So we have header|sequence|string1|string2|directive
where string1 and string2 are arbitrary Unicode junk. Assuming the input can be really trashy Unicode (I'm expecting for it to contain things like right-to-left text, unbalanced Unicode direction control characters, etc) but not actually malicious, how can I get these strings to display in order?
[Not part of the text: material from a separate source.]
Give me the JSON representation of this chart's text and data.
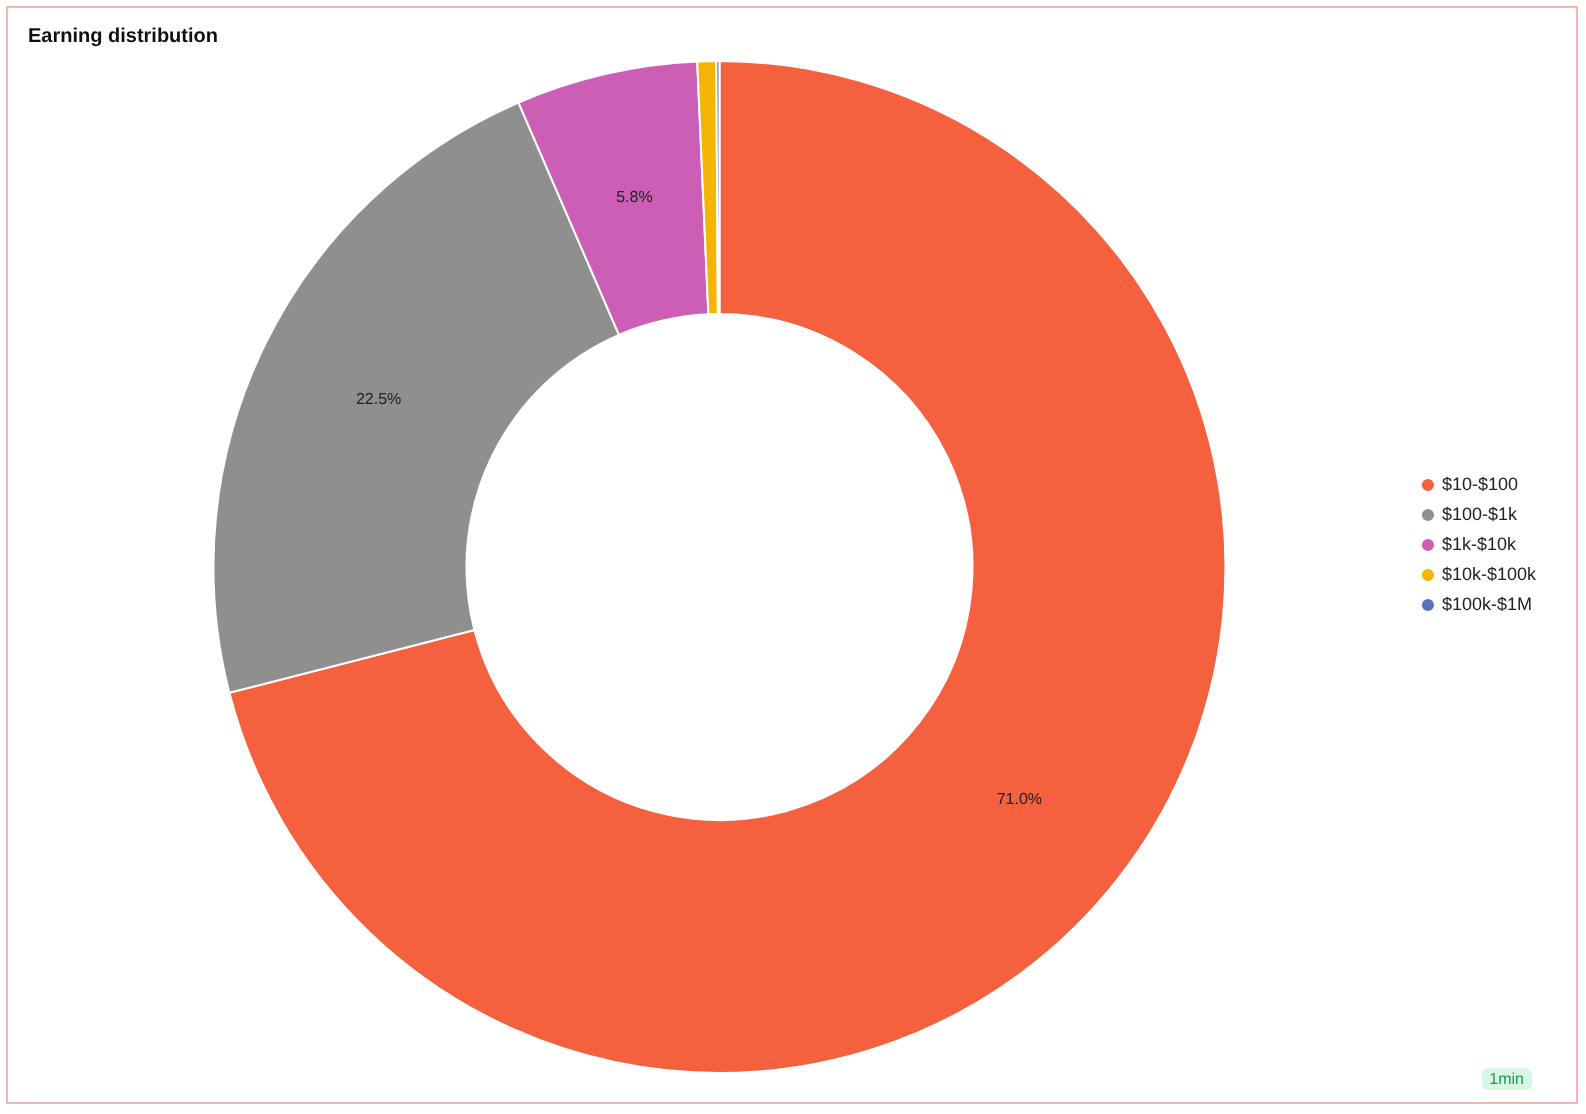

The final website target is HTML but we believe it's best to process as string as far as possible. Blindly jamming a force-LTR before each |
is not remotely acceptable as this tends to carry into the text past the |
and cause RTL to render as LTR.
First step: replace control codes with control pictures
Second step: fix RTL nonsense ??
I have to admit I was expecting the RTL stack to be simpler than it was. I cannot simply run the algorithm because there's no way to know the RTL-LTR-ness of a private use character.
We ended up with this kludgy method. It works. (Note that in the production code these inline styles turn into a class reference.)
<PRE><DIV DIR=LTR STYLE="display:inline-block;">|</DIV><DIV STYLE="display:inline-block;">something1</DIV><DIV DIR=LTR STYLE="display:inline-block;">|</DIV><DIV STYLE="display:inline-block;">something2</DIV><DIV DIR=LTR STYLE="display:inline-block;">|</DIV></PRE>